Top 10 Things To Do Before Leaving California - #10

OK. I don't *really* have a list written down and hidden off somewhere, BUT IF I DID - this would be on it, and lower down than you'd think.

Top 10 Things To Do Before Leaving California - #10: Tell off a mid-life crisis asshat in a high performance sports car.

I get it. Highway One is scary. It has curves. It has hills. It has curvy hills, and hilly curves. It takes a long time to get anywhere, but goddamnit it's gorgeous and it's even more gorgeous seen from the window of a car driving the appropriate speed. For me this is in the 57 - 63mph range.

For this guy I was stuck behind yesterday, it was 30. In a Lamborghini. I have often had this thought, but seriously - if you're going to buy a high-performance car, I think it's a shame to not drive it as such. And unfortunately I come across these types of mid-life crisis asshats all the time. They buy these amazing and amazingly expensive cars and then take them for day rides on Highway One, most probably full of some sort of romantic notion of roaring up and down the coast a la James Bond. Except they don't roar, they crawl, and locals like me get stuck behind them when all we want to do is go home. 60 miles later this guy wouldn't use any of the turnouts - my tailgating be damned, apparently - and there must have been 20 cars behind this guy. Had I been that car I would have developed seriously suicidal tendencies and taken over. Kind of like Herbie, but Italian. And not annoying. But I digress.

At Stewarts Point there was an accident blocking the road. We all came to a stop and asshat got out of his car and came up and tapped on my window and asked me to stop tailgating him. I suppressed my rage at his blatant asshattery as much as I could and responded with "you had the balls to write the check, but you don't have the balls to drive the car?"
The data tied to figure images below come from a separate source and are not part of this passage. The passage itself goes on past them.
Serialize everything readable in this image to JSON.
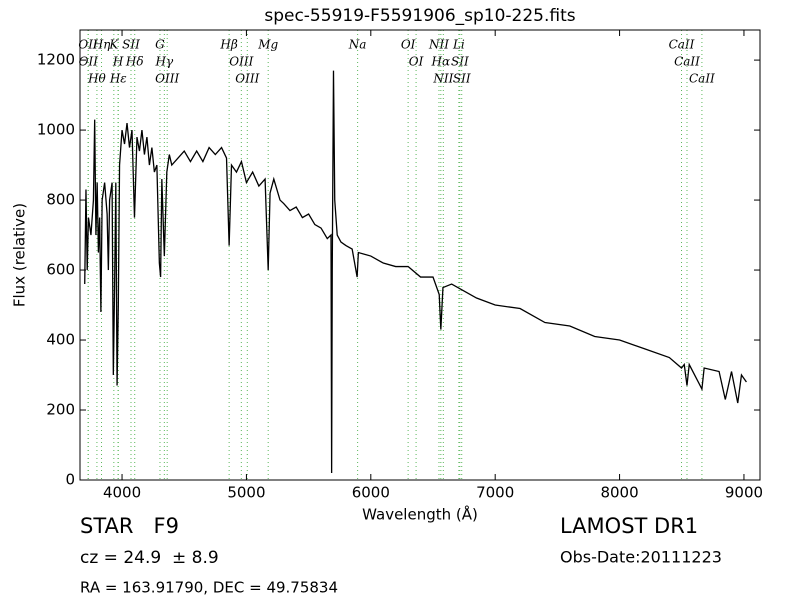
{
  "chart_data": {
    "type": "line",
    "title": "spec-55919-F5591906_sp10-225.fits",
    "x_label": "Wavelength (Å)",
    "y_label": "Flux (relative)",
    "color": "#000000",
    "xlim": [
      3662,
      9129
    ],
    "ylim": [
      0,
      1286
    ],
    "xticks": [
      4000,
      5000,
      6000,
      7000,
      8000,
      9000
    ],
    "yticks": [
      0,
      200,
      400,
      600,
      800,
      1000,
      1200
    ],
    "line_color": "#5cb85c",
    "x": [
      3700,
      3710,
      3720,
      3730,
      3750,
      3770,
      3780,
      3790,
      3800,
      3810,
      3820,
      3830,
      3840,
      3860,
      3880,
      3890,
      3900,
      3920,
      3930,
      3940,
      3950,
      3960,
      3970,
      3980,
      4000,
      4020,
      4040,
      4060,
      4080,
      4100,
      4120,
      4140,
      4160,
      4180,
      4200,
      4220,
      4240,
      4260,
      4280,
      4300,
      4310,
      4320,
      4340,
      4360,
      4380,
      4400,
      4450,
      4500,
      4550,
      4600,
      4650,
      4700,
      4750,
      4800,
      4840,
      4861,
      4880,
      4920,
      4960,
      5000,
      5050,
      5100,
      5150,
      5175,
      5190,
      5220,
      5270,
      5300,
      5350,
      5400,
      5450,
      5500,
      5550,
      5600,
      5650,
      5680,
      5685,
      5690,
      5700,
      5710,
      5730,
      5760,
      5800,
      5850,
      5890,
      5900,
      6000,
      6100,
      6200,
      6300,
      6400,
      6500,
      6550,
      6563,
      6580,
      6650,
      6750,
      6850,
      7000,
      7200,
      7400,
      7600,
      7800,
      8000,
      8200,
      8400,
      8498,
      8520,
      8542,
      8560,
      8662,
      8680,
      8800,
      8850,
      8900,
      8950,
      8980,
      9000,
      9020
    ],
    "values": [
      560,
      830,
      600,
      750,
      700,
      800,
      1030,
      700,
      850,
      650,
      750,
      480,
      800,
      850,
      760,
      600,
      800,
      850,
      300,
      550,
      850,
      270,
      500,
      900,
      1000,
      960,
      1020,
      950,
      1000,
      750,
      980,
      940,
      1000,
      930,
      980,
      900,
      950,
      880,
      900,
      620,
      580,
      860,
      640,
      880,
      930,
      900,
      920,
      940,
      910,
      940,
      910,
      950,
      930,
      950,
      920,
      670,
      900,
      880,
      910,
      850,
      880,
      840,
      860,
      600,
      820,
      860,
      800,
      790,
      770,
      780,
      750,
      760,
      730,
      720,
      690,
      700,
      20,
      600,
      1170,
      800,
      700,
      680,
      670,
      660,
      580,
      650,
      640,
      620,
      610,
      610,
      580,
      580,
      530,
      430,
      550,
      560,
      540,
      520,
      500,
      490,
      450,
      440,
      410,
      400,
      375,
      350,
      320,
      330,
      270,
      330,
      260,
      320,
      310,
      230,
      310,
      220,
      300,
      290,
      280
    ],
    "lines": [
      {
        "label": "OII",
        "x": 3727
      },
      {
        "label": "OII",
        "x": 3729
      },
      {
        "label": "Hθ",
        "x": 3798
      },
      {
        "label": "Hη",
        "x": 3835
      },
      {
        "label": "K",
        "x": 3934
      },
      {
        "label": "H",
        "x": 3968
      },
      {
        "label": "Hε",
        "x": 3970
      },
      {
        "label": "SII",
        "x": 4072
      },
      {
        "label": "Hδ",
        "x": 4102
      },
      {
        "label": "G",
        "x": 4305
      },
      {
        "label": "Hγ",
        "x": 4340
      },
      {
        "label": "OIII",
        "x": 4363
      },
      {
        "label": "Hβ",
        "x": 4861
      },
      {
        "label": "OIII",
        "x": 4959
      },
      {
        "label": "OIII",
        "x": 5007
      },
      {
        "label": "Mg",
        "x": 5175
      },
      {
        "label": "Na",
        "x": 5894
      },
      {
        "label": "OI",
        "x": 6300
      },
      {
        "label": "OI",
        "x": 6364
      },
      {
        "label": "NII",
        "x": 6548
      },
      {
        "label": "Hα",
        "x": 6563
      },
      {
        "label": "NII",
        "x": 6583
      },
      {
        "label": "Li",
        "x": 6708
      },
      {
        "label": "SII",
        "x": 6716
      },
      {
        "label": "SII",
        "x": 6731
      },
      {
        "label": "CaII",
        "x": 8498
      },
      {
        "label": "CaII",
        "x": 8542
      },
      {
        "label": "CaII",
        "x": 8662
      }
    ]
  },
  "info": {
    "object": "STAR   F9",
    "redshift": "cz = 24.9  ± 8.9",
    "coordinates": "RA = 163.91790, DEC = 49.75834",
    "survey": "LAMOST DR1",
    "obs_date": "Obs-Date:20111223"
  }
}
#10 doth been checked off the list.


Alon said...

I totally agree! As an out-of-town-er to Hwy 1, and an owner of a sporty car, that road is waaaay too fun to drive at anything less than death-defying speeds; even if your shotgun companion has to throw up every other twisty.

caitlinvb said...

I believe, dear one, that is why dramamine was invented. So she passes out :) Can't wait for the last hedonistic weekend! Woot woot!